Wow, what a great two months we’ve had since I last posted to this blog! In February we had nine commercial brokers on the team – we now have 14, with two more agents ready to jump on board. We are currently handling approximately $150 million in listings and an exponential amount of potential heading into the spring selling season.
In addition to our growth in personnel, the marketing systems and tools for our clients is the best in the industry. Our graphic design templates, email programs, Client Connect platform and networking program made available through Houlihan Lawrence really give us the ability to add significant value and sets us apart from the commercial brokerage community in our area. We’ve really set the standard for services in Westchester, Putnam and Dutchess counties. And this is only the beginning.
We are now poised to meet an improving market. Statistically, the market is making headway towards healthy growth. We’re not there yet, but the trend is in the right direction.

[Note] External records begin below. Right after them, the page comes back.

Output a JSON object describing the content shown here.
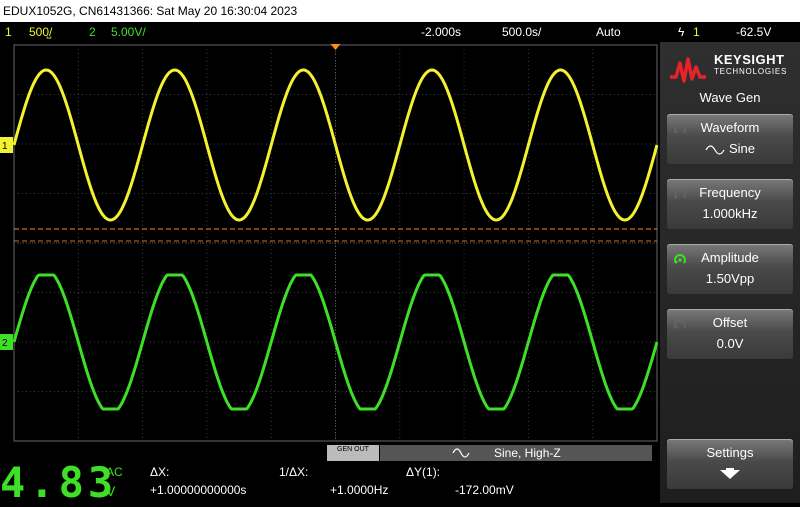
{
  "title": "EDUX1052G, CN61431366: Sat May 20 16:30:04 2023",
  "status": {
    "ch1_num": "1",
    "ch1_scale": "500̺/",
    "ch2_num": "2",
    "ch2_scale": "5.00V/",
    "time_delay": "-2.000s",
    "time_scale": "500.0s/",
    "trigger_mode": "Auto",
    "trigger_icon": "ϟ",
    "trigger_source": "1",
    "trigger_level": "-62.5V"
  },
  "colors": {
    "ch1": "#f2f230",
    "ch2": "#3ee027",
    "trigger": "#ff8c1a",
    "grid": "#3a3a3a"
  },
  "panel": {
    "brand": "KEYSIGHT",
    "brand_sub": "TECHNOLOGIES",
    "menu_title": "Wave Gen",
    "softkeys": [
      {
        "label": "Waveform",
        "value": "Sine",
        "active": false
      },
      {
        "label": "Frequency",
        "value": "1.000kHz",
        "active": false
      },
      {
        "label": "Amplitude",
        "value": "1.50Vpp",
        "active": true
      },
      {
        "label": "Offset",
        "value": "0.0V",
        "active": false
      }
    ],
    "settings_label": "Settings"
  },
  "wavegen_bar": {
    "gen_out": "GEN OUT",
    "info": "Sine, High-Z"
  },
  "measurements": {
    "dvm_value": "4.83",
    "dvm_mode": "AC",
    "dvm_unit": "V",
    "dx_label": "ΔX:",
    "dx_value": "+1.00000000000s",
    "inv_dx_label": "1/ΔX:",
    "inv_dx_value": "+1.0000Hz",
    "dy_label": "ΔY(1):",
    "dy_value": "-172.00mV"
  },
  "channel_markers": {
    "ch1": "1",
    "ch2": "2"
  },
  "waveforms": {
    "cycles_visible": 5
  }
}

Here are some statistics to consider:
National vacancy rates over the coming year are expected to decline 0.4 percentage points in the office market, 0.4 points in industrial, 0.3 points for retail and 0.1 points in multifamily, with that sector experiencing the tightest availability.
The specifics for each sector are as follows:
Vacancy rates in the office sector are forecasted to fall from a projected 16.0% in the first quarter to 15.6% in the first quarter of 2014.

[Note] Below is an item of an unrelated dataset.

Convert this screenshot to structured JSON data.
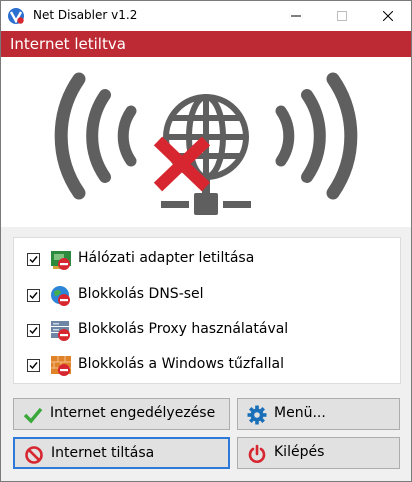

Industrial vacancy rates are likely to decline from 9.6% in the first quarter of this year to 9.2% in the first quarter of 2014
Retail vacancy rates are forecasted to slide from 10.7% in the first quarter of the year to 10.4% in the first quarter of 2014.
The apartment rental market multifamily housing should see vacancy rates ease from 4.0% in the first quarter to 3.9% in the first quarter of 2014.

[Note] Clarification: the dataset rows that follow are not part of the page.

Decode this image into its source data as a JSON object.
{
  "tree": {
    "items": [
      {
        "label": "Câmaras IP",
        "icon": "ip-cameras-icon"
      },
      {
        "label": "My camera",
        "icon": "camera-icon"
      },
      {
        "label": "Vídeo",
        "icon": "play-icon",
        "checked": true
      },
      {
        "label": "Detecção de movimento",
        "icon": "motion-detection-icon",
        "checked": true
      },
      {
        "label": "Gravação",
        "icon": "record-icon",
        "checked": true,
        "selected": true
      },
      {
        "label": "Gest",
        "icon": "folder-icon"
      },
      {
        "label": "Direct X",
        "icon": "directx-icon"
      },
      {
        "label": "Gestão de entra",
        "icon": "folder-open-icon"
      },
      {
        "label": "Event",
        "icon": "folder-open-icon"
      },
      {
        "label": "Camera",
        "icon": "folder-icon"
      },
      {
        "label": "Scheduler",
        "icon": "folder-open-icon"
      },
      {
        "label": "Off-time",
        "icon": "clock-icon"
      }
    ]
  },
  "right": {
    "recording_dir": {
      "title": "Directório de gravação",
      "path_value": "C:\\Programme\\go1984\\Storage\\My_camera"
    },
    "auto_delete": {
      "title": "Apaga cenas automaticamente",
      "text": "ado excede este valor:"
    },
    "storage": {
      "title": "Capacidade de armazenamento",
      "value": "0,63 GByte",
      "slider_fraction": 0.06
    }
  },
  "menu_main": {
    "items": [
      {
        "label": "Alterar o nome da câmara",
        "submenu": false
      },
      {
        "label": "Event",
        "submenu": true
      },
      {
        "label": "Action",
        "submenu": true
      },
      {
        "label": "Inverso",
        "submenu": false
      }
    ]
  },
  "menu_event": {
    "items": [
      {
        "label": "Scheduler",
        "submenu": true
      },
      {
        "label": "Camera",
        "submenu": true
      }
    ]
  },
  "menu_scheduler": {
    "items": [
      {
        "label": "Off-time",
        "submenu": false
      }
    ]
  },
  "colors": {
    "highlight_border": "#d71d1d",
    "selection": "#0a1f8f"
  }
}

The above statistics are from an article in the March edition of Real Estate In-Depth. The full article is available here.
The markets in Westchester, Putnam, Dutchess and Fairfield counties continue to mirror this trend. Although we still have negative absorption in the office sector and only moderate to flat absorption in the retail and industrial sectors, we are trending with similar improvement to the national markets noted above.